In
questo post dell’aprile scorso avevo citato un suo testo a proposito di bambini abbondanti e bambini felici, che ho ritrovato la scorsa
estate tra gli approfondimenti di “L’ESSENZIALE PER CRESCERE Educare senza il superfluo”, scritto da Daniele Novara e Silvia Calvi, mamma-giornalista, curatrice
della stesura delle parti che contengono elementi giornalistici.
“L’ESSENZIALE
PER CRESCERE” è un libro rivolto ai genitori, una guida alla riflessione su un
ampio spettro di questione educative, che ha come principio cardine
l’essenzialità e la chiarezza. Gli autori propongono di esercitare la
genitorialità in maniera positiva ed assertiva, allo scopo di crescere figli
liberi e autonomi. Il libro, spiega lo stesso Novara, è frutto di 4 anni di gestazione.

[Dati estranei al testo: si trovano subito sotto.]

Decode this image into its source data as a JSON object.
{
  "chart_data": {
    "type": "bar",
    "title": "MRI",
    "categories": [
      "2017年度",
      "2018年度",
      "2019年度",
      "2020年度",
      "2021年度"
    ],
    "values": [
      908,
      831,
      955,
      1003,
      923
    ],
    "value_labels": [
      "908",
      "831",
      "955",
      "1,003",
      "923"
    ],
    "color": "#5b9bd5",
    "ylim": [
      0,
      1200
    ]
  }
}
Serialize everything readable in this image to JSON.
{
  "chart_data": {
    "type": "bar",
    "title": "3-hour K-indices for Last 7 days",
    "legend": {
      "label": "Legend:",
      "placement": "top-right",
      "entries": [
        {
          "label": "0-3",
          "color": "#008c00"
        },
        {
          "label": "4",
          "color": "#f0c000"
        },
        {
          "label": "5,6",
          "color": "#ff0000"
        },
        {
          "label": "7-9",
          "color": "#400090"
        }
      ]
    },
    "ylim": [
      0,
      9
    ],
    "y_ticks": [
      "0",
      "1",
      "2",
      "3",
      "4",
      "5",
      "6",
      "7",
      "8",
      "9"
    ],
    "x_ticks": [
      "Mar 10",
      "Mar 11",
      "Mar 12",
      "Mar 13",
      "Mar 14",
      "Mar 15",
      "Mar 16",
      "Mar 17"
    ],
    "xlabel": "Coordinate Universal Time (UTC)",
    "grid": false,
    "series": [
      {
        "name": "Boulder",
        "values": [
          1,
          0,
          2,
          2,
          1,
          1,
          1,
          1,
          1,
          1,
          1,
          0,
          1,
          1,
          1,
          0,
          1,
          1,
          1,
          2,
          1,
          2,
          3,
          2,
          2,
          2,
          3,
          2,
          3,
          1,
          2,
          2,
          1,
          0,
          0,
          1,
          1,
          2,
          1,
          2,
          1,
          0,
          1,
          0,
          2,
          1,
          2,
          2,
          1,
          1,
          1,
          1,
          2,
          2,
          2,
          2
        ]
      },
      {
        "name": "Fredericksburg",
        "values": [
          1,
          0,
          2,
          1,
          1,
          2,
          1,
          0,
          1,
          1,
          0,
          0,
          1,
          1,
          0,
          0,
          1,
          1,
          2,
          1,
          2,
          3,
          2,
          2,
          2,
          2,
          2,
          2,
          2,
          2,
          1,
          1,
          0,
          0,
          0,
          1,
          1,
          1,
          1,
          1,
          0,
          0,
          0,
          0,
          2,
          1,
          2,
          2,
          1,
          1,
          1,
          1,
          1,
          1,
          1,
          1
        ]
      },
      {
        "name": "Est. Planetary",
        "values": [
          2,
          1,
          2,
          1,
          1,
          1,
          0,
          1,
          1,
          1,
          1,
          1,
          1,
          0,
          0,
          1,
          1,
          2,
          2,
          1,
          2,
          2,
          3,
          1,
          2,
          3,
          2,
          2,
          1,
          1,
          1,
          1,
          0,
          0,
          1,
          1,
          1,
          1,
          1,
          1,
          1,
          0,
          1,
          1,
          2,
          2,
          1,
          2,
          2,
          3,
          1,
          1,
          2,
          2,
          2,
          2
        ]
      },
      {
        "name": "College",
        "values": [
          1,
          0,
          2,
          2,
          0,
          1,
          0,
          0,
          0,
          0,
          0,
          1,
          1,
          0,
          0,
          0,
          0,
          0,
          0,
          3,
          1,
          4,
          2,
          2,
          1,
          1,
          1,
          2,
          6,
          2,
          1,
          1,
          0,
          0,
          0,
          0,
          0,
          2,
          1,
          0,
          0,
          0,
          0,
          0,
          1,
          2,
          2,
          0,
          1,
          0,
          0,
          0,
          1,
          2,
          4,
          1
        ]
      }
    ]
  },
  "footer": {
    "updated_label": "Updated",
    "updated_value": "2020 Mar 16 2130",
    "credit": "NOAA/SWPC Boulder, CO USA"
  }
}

Ogni parola è ben misurata, dal momento che, effettuando circa 400 consulenze
all’anno da 10 anni, l’autore dispone di un osservatorio privilegiato per tratteggiare un quadro sociologico
molto accurato della famiglia moderna. Famiglia che lui ritiene essere in un
momento di transizione epocale, alle prese con la ridefinizione di ruoli e competenze. Il libro, a pochi mesi dalla pubblicazione,
è consigliato dai pediatri. A mio parere è uno di quei manuali da leggere e tenere vicino per future ulteriori consultazioni.
Di
seguito riporto il testo dell’intervista che Daniele Novara mi ha gentilmente
concesso il 18 dicembre scorso e per la quale lo ringrazio di cuore.
 |
Foto tratta da qui |
Cito
da “L’ESSENZIALE PER CRESCERE”:
[¼] “papà peluche”, un papà
morbido che si occupa esclusivamente del gioco e del divertimento dei figli. [¼] tra il maternage e il papà
peluche il ruolo del padre muore [¼] una morte di funzioni
educative [¼]
In altre parole, se la madre attribuisce
al padre un ruolo secondario [¼], è ovvio che si riduca drasticamente
l’elaborazione simbolica della figura paterna. p. 56
Una soluzione? Che le donne si
impegnino a creare, insieme ai loro partner, dei codici paterni educativi
condivisi, invece di lasciare i padri in questa inconsistenza grottesca
dell’essere diventati puro divertimento per i figli. Aiutare l’uomo a
identificarsi con una figura che sa essere ferma, autorevole, decisa. p. 53
ArteMamma
(di seguito AM): Non sono sicura di aver ben compreso il concetto espresso in
questo come in altri passaggi. Dalla lettura del suo libro ho avuto
l’impressione che si consideri il padre/l’uomo un po’ vittima della
madre/donna. E’ così? Se si, perché? Personalmente faccio fatica ad assegnare
tutta la responsabilità alla donna che, semmai, si fa in quattro per tappare
tutti i buchi.
Perché
l’uomo non può assumersi la responsabilità del suo ruolo?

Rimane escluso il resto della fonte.